Hemlocks in danger from bug infestation
by Doug Walker, Associate Editor
Feb 10, 2013 | 1095 views | 0 0 comments | 3 3 recommendations | email to a friend | print
The Cloudland Canyon State Park in Dade County is one of the jewels of the Georgia state park system, but one of the plant species that makes the park special is in danger from an insect that is sucking the sap right out of the hemlock trees.

The hemlocks at Cloudland Canyon are becoming infected with an aphid called the Hemlock Woolly Adelgid (HWA).

“It’s a microscopic bug that feeds on the tree itself, takes nutrients from the tree and will kill it,” said Angela Kaiser, assistant manager at the park.

The infestation is so serious that some park supporters are concerned that it could kill off all the hemlock in little more than a decade. Some biologists and foresters are already suggesting that the impact of the HWA would be as serious an issue as the Chestnut Blight was a century ago.

Kaiser said losing the hemlocks could have a tremendous ripple effect.

The hemlocks tend to grow along the streams that feed the twin waterfalls at Cloudland Canyon. Their role in the ecology of the area is to provide a natural canopy of shade. Some trees have been known to grow to more than 120 feet in height.

“If we lose that shade tree we’ll get too much sunlight on the creeks. Therefore, things that live in the creeks are going to die,” Kaiser said. “It’s going to kill off a lot of our plants in the creek that our fish feed off of. So, not only are the hemlocks aesthetically beautiful, but if you lose them you’re going to do away with our brook trout population.”

Kaiser said the HWA is believed to have originated in China. It first appeared in the U.S. Pacific Northwest, and in recent years it’s moved across the southern Appalachian region and has become a serious problem in the Great Smoky Mountain National Park.

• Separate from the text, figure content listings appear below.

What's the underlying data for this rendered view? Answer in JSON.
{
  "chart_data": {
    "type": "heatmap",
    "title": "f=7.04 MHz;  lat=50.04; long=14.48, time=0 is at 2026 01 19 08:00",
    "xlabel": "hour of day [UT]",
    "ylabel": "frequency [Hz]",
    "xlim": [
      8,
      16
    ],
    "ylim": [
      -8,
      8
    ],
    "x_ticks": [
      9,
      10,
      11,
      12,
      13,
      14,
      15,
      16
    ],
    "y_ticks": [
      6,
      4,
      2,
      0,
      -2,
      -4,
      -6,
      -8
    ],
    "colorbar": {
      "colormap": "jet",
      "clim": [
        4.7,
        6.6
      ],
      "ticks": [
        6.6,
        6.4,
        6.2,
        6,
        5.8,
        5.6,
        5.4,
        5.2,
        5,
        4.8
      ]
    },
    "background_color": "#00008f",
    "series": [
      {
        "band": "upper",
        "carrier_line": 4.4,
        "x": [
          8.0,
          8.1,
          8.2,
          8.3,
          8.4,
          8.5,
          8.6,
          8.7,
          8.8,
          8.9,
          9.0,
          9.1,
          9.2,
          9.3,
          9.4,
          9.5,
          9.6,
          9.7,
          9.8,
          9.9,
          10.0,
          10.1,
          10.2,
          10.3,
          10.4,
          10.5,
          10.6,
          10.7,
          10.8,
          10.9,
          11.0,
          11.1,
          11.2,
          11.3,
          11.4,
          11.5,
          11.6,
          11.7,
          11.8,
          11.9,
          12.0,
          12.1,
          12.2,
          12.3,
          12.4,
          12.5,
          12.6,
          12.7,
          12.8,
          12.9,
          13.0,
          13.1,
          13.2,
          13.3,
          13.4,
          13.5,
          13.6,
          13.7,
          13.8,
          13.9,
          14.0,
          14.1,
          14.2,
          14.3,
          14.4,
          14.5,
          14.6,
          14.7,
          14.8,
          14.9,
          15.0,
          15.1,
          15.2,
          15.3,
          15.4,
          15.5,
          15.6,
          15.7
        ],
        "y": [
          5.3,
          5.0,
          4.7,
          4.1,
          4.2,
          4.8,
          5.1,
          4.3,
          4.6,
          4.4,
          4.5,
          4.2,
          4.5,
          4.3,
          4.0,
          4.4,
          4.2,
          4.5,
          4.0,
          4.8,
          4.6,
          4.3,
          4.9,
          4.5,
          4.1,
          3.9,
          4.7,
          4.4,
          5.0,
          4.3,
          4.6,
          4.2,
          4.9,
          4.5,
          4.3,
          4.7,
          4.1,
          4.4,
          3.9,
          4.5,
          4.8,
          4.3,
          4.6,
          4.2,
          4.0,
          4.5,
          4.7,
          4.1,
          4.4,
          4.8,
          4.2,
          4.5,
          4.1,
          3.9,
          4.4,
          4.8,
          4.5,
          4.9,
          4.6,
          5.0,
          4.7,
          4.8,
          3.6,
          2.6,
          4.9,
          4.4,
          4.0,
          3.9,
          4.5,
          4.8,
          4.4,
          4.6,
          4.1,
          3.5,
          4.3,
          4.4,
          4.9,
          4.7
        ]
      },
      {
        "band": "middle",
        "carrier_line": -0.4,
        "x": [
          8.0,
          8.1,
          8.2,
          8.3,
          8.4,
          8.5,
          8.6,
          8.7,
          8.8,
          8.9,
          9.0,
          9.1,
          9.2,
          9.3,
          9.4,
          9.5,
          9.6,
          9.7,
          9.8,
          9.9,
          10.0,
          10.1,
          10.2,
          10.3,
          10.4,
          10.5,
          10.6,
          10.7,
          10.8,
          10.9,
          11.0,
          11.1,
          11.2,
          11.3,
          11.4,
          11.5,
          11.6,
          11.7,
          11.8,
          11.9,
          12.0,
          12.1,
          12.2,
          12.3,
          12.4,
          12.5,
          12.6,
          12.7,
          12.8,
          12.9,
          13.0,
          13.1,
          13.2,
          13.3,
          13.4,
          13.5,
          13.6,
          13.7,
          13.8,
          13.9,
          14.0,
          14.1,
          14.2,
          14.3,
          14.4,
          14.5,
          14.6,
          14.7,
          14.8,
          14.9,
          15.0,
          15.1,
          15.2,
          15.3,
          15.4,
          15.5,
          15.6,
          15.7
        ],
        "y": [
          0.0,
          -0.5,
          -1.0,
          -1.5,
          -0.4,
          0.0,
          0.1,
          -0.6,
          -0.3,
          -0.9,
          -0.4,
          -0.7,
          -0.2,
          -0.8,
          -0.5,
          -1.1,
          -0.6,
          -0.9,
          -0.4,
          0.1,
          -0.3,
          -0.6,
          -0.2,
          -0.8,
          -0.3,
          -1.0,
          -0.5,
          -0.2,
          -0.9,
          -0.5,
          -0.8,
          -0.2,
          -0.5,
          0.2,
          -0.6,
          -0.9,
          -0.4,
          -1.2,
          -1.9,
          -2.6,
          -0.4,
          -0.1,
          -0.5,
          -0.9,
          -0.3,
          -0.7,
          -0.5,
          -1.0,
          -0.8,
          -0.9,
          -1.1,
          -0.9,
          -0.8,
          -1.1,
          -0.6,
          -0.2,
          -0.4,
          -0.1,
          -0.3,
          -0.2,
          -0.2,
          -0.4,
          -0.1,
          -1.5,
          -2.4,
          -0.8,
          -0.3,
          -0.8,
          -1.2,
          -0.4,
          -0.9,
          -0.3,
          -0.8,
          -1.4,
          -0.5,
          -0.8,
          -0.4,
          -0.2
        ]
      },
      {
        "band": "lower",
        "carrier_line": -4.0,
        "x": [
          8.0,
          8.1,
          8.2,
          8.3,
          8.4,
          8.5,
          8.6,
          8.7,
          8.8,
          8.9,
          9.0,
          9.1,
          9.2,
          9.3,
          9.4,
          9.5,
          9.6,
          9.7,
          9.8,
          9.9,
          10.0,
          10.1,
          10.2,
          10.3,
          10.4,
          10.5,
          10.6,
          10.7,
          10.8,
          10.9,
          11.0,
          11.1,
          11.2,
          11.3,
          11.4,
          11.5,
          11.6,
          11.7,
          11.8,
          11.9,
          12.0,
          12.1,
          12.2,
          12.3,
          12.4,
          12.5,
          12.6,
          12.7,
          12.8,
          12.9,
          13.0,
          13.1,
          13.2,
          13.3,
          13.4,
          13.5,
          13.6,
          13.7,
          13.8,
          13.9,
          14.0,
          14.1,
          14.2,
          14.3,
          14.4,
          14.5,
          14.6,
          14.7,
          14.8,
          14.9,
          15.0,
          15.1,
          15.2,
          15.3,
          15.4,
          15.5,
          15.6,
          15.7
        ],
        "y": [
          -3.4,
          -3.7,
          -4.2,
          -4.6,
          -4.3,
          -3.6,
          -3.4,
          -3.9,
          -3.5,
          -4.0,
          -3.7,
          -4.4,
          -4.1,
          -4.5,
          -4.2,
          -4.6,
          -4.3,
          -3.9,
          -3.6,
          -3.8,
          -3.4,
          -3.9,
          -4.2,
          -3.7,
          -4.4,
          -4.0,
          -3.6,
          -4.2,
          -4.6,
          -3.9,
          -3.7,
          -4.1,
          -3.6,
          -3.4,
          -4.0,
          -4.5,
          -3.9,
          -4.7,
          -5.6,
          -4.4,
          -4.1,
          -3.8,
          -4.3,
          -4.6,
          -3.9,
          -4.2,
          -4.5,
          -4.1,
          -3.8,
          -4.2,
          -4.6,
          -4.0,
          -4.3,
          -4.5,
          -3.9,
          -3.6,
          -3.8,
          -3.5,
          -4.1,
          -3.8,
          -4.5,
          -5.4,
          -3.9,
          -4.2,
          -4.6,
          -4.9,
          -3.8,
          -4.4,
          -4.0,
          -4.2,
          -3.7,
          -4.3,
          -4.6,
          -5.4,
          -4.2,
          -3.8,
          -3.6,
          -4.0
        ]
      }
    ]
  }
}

Bob Quigley with the Lumpkin Coalition is an organizer of Hemlockfest, which is held each November in Dahlonega. Quigley said the issue should have been more forcefully addressed when evidence of the aphid in the Southeast Appalachians started appearing nearly a decade ago.

“There is a lot more at stake than just the survival of one species of tree,” he said. “It would be a shame to the degradation of the water sources across the region.”

The HWA can be found in hemlocks on top of the mountain at Cloudland Canyon, as well as down in the canyon.

“I’m not sure where it’s worse. Once they take hold, these bugs they just go,” Kaiser said.

North Georgia State College and University has become a leading institution in research to produce a predator beetle that could eradicate the HWA. Young Harris College and Clemson University also have predator beetle labs in a bid to produce enough of the beetles to combat the aphid.

“We do know that the predator beetle program is yielding some very good data and some very good results,” Quigley said. “Certain species of the beetles are actually reproducing in the wild, and seem to be doing very well in this climate and on this topography.”

On the other hand, Quigley said it’s unfortunate that the studies are requiring an extensive amount of time and data because the HWA acts so quickly in destroying the hemlock.